For the US and UK markets, Friulian white wine has some caché, be it complex, steely Pinot Grigio (the best in Italy, bar none) or oxidative orange wine aged in amphorae from Josko Gravner and his ilk. Friulian reds are not so familiar, often lumbered with names that range from slightly tricky to unpronounceable due to a tangle of “r’s,” “n’s” and “l’s.” Ribolla Nera, the latest (and inaccurate) Asian-market synonym for the red grape Schioppettino, may be one of the clumsiest re-branding attempts in the history of marketing.
However, Walter Filiputti – the oenological guide for our recent jaunt through the rolling hills, gravelly dry river beds and rust-red carst forests of Friuli, and one of its foremost enologists – would have us believe that reds are Friuli’s next big thing. Intriguingly, grapes we consider international like Merlot and Cabernet have been in Friuli for around 150 years, since the region once belonged to the Austro-Hungarian Empire. However, we found the truly indigenous grapes, grown virtually nowhere else in the world, generally more compelling. Schioppettino, for example, has recently experienced a Renaissance, with several young producers (one we encountered was just 18!) banding together under the designation “Schioppettino di Prepotto.” These peppery, berry-toned gems age remarkably well: the ‘94 Viarte we tasted had developed Pinot-like aromatics in its old age.
Filiputti’s pet variety, Pignolo, which he rediscovered in the early ‘80s, is his pick for the northeastern Italian great red (apologies Amarone). Sadly, few examples of aged Pignolo are on hand to be tasted, so we tasted a few young’uns, which we hear will take decades to peak. At the moment, they are elegant, racehorse reds, with powdery, refined tannins and sleek fruit profiles, like Barbera at its best.
Much as we focused on these exotic reds, the whites did not fail to impress either. Sauvignon Blanc, Pinot Grigio and the eponymous Friulano (or Tocai, as it was previously known and still referred to by most Friulani) all speak in dulcet tones of the region’s 2000+ native edible herbs and blossoms. A few estates, sadly, have taken Friuli’s primacy in clean, stainless steel winemaking and reductive handling too far, leaving some of the whites with telltale sweaty onion, musky aromas. However, it’s nothing a little aeration can’t fix.

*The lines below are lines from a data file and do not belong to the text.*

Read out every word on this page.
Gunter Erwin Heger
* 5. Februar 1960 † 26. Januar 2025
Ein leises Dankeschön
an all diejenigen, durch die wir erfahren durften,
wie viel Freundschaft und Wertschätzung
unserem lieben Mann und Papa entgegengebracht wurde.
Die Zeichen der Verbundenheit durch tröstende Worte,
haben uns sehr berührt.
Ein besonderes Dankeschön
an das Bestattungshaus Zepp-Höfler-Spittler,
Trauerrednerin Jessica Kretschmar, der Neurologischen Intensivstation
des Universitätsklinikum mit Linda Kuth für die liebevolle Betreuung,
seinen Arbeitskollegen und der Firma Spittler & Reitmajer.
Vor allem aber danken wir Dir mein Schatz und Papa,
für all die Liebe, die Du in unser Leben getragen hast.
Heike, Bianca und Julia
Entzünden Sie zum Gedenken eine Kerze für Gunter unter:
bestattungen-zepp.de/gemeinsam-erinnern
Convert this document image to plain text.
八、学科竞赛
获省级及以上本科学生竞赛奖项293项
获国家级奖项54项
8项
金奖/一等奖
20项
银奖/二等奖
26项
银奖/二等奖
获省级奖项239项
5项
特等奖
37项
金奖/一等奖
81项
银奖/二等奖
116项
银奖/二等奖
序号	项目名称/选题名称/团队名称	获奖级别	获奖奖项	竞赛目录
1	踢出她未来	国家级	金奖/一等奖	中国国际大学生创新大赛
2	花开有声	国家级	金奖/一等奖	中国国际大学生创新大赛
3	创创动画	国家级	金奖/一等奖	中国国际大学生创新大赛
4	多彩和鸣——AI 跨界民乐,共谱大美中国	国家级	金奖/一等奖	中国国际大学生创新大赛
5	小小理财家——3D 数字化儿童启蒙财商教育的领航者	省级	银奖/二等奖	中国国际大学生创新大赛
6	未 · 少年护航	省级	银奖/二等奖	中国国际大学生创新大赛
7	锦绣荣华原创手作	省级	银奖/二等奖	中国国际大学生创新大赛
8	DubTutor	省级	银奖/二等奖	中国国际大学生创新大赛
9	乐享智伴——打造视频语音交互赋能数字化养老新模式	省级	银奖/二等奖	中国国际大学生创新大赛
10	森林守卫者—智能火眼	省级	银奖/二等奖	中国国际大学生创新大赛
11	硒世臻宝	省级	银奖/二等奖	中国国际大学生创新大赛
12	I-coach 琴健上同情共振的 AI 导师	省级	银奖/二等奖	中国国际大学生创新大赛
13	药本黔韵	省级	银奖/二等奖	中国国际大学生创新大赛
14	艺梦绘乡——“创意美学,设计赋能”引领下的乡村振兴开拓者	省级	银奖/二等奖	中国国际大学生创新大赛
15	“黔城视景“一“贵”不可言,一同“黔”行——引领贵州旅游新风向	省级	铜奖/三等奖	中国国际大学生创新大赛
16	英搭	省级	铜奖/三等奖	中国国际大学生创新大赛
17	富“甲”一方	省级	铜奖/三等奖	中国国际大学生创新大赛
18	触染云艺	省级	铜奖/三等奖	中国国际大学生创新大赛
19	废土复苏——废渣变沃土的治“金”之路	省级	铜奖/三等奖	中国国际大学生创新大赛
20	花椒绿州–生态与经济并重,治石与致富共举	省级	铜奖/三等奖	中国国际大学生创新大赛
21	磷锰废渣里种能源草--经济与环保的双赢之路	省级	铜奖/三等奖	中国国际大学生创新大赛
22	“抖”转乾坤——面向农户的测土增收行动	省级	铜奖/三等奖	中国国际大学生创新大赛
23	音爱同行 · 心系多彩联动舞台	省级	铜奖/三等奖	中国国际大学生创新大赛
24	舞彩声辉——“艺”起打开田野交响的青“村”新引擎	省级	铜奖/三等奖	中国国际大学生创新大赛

Though volume-wise Friuli does not contribute massively to Italian wine, producing only 2.5% of its volume; in terms of scientific advancement and cultural heritage, it is one of the country’s richest areas. Vivai Cooperativi Rauscedo, the very first stop on our tour, is the world’s largest grapevine nursery, and its VCR-labeled clones are recognized wherever vines are cultivated. We would argue that herein lies the secret to Friulian wine: it is almost a microcosm of Italy itself, a country with fiercely individualistic traditions of winemaking. Friuli has embraced technology wholeheartedly, but truly finds its stride when science is put in the service of its great oenological heritage.